Elle se baissa, ramassa son t-shirt et le remis rapidement. Elle semblait avoir repris contenance. Elle s'approcha de lui et dans un murmure, son regard plongé dans le sien, brillant :

- Si tu me veux, annonce-toi d'abord la prochaine fois. Cela t'évitera la gifle.

Et sans attendre, elle tourna les talons.

Le militaire mit quelques instants à comprendre les mots qui venaient d'être chuchotés à son oreille. Un léger sourire se dessina sur ses lèvres.
Elisabeth ouvrit rapidement la porte de ses quartiers et s'engouffra à l'intérieur. Elle s'adossa au mur et frôla du dos de sa main ses lèvres encore rougit d'avoir été violentées. Un soupir s'échappa de ses dernières. Qu'est-ce qu'elle venait de lui dire ? D'une certaine manière, elle ne regrettait pas ses paroles. La lassitude de toujours montrer l'exemple venait de l'emporter et elle avait exprimé tout haut ce qu'elle ressentait au fond d'elle-même.
Elle entendit soudain sa porte coulisser à nouveau. Personne n'avait frappé mais elle savait très bien qui venait d'entrer. Elle se redressa et croisa les bras, faisant face à l'homme qui s'avançait lentement vers elle. Son visage se révéla sous les rayons de lune qui éclairaient sa chambre. Elisabeth lui tourna le dos et s'avança vers la fenêtre qui menait à son balcon.

- Que voulez-vous ?

Il sourit, sûr de lui.

- Je suis venu m'annoncer.

La jeune femme ne répondit pas et un silence pesant s'installa. Il voulu s'avancer vers elle mais avant qu'il n'ait pu faire un pas, Elisabeth se retourna et passa devant lui sans le regarder. Elle fit le tour du lit avant de fixer son regard dans le sien.

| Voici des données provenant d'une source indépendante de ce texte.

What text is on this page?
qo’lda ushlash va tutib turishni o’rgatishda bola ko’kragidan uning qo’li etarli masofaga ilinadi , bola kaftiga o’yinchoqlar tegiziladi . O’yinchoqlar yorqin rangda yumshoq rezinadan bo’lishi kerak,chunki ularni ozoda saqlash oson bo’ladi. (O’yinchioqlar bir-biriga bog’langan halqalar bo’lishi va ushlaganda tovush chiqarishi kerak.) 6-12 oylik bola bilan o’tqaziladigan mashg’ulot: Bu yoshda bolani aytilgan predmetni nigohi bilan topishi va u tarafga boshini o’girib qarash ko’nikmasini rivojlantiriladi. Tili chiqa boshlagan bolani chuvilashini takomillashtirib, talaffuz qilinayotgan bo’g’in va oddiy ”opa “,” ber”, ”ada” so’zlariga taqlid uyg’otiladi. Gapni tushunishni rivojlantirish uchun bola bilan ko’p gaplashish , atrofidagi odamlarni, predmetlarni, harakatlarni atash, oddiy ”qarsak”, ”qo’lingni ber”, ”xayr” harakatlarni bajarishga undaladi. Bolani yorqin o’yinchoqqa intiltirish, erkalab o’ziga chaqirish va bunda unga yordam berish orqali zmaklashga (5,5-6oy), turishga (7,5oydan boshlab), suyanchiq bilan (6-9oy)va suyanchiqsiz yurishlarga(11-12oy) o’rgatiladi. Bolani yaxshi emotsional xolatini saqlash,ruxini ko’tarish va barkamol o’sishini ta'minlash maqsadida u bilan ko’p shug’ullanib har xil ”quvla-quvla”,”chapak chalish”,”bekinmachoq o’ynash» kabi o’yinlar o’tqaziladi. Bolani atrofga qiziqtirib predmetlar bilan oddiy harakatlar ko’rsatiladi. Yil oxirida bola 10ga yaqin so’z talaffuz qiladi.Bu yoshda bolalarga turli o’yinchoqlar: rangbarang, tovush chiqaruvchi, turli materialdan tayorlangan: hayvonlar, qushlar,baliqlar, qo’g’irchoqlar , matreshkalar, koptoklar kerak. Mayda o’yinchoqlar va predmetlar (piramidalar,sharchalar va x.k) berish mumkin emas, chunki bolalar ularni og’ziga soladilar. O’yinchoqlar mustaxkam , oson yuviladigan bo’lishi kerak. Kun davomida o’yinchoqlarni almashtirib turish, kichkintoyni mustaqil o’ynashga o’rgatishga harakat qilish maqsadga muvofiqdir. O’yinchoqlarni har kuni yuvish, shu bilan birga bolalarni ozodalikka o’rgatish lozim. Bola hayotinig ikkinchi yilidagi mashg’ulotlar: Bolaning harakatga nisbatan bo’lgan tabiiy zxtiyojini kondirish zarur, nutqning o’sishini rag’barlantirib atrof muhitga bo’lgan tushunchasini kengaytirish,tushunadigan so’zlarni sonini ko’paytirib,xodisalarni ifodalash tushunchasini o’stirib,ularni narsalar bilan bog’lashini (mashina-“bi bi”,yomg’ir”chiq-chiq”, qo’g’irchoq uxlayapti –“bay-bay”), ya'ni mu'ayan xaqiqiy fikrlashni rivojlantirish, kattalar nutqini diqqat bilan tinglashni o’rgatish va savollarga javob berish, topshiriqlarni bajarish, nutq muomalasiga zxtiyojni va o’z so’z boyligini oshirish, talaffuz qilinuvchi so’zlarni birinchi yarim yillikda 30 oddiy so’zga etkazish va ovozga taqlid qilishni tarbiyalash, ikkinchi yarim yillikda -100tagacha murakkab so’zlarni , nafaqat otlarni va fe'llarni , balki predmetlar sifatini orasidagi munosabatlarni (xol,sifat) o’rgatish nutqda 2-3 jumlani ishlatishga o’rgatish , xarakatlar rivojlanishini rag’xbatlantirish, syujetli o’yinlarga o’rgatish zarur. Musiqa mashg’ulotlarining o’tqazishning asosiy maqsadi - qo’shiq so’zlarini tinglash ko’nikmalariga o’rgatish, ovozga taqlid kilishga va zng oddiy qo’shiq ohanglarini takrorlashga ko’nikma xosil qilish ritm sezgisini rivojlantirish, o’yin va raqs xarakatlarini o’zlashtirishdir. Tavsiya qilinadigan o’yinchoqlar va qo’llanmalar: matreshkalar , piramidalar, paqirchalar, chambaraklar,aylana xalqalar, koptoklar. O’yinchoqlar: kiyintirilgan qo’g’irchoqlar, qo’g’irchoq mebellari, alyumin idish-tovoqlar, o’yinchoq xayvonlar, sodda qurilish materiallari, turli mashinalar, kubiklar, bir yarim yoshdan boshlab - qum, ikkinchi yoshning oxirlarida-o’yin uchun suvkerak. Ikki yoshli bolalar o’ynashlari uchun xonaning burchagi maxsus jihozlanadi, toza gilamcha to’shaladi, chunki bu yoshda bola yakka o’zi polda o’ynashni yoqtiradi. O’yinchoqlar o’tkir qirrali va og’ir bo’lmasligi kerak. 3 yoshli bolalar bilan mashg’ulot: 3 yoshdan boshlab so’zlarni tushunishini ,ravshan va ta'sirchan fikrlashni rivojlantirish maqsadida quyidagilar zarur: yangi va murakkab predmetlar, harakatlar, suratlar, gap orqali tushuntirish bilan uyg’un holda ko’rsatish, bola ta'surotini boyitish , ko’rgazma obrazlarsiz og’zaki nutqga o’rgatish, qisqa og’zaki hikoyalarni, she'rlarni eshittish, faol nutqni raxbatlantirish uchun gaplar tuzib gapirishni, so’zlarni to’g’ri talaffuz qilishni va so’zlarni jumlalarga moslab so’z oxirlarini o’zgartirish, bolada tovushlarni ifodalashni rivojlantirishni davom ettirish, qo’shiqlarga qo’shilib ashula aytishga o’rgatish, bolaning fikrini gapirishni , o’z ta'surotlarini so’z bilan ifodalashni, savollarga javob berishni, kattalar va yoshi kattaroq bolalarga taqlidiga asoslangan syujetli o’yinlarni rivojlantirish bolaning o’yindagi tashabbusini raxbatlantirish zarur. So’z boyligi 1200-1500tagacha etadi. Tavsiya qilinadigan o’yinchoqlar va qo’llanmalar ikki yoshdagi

- Vous n'avez rien à faire ici !

Cette phrase le surprit.

- Elisabeth...
- Allez vous en !
- Non !

Il serra les dents. Elle allait l'écouter, qu'elle le veuille ou non.

- Colonel ! Je vous ordonne de sortir immédiatement ! Si vous n'obéissez pas je...
- Vous quoi ?, l'interrompit-il. Vous allez faire quoi ?

Elle ne répondit pas. Il contourna le lit pour s'avancer vers elle.

- Ne fuyez pas le problème Elisabeth !
- Mais je ne vois aucun problème ici colonel !, dit elle en redressant la tête pour reprendre contenance tandis qu'il s'avancer de plus en plus.
- Ah vraiment ?
- Oui !

Il était tout proche d'elle à présent. Elle recula de quelques pas, mais fut très vite arrêter par le mur derrière elle.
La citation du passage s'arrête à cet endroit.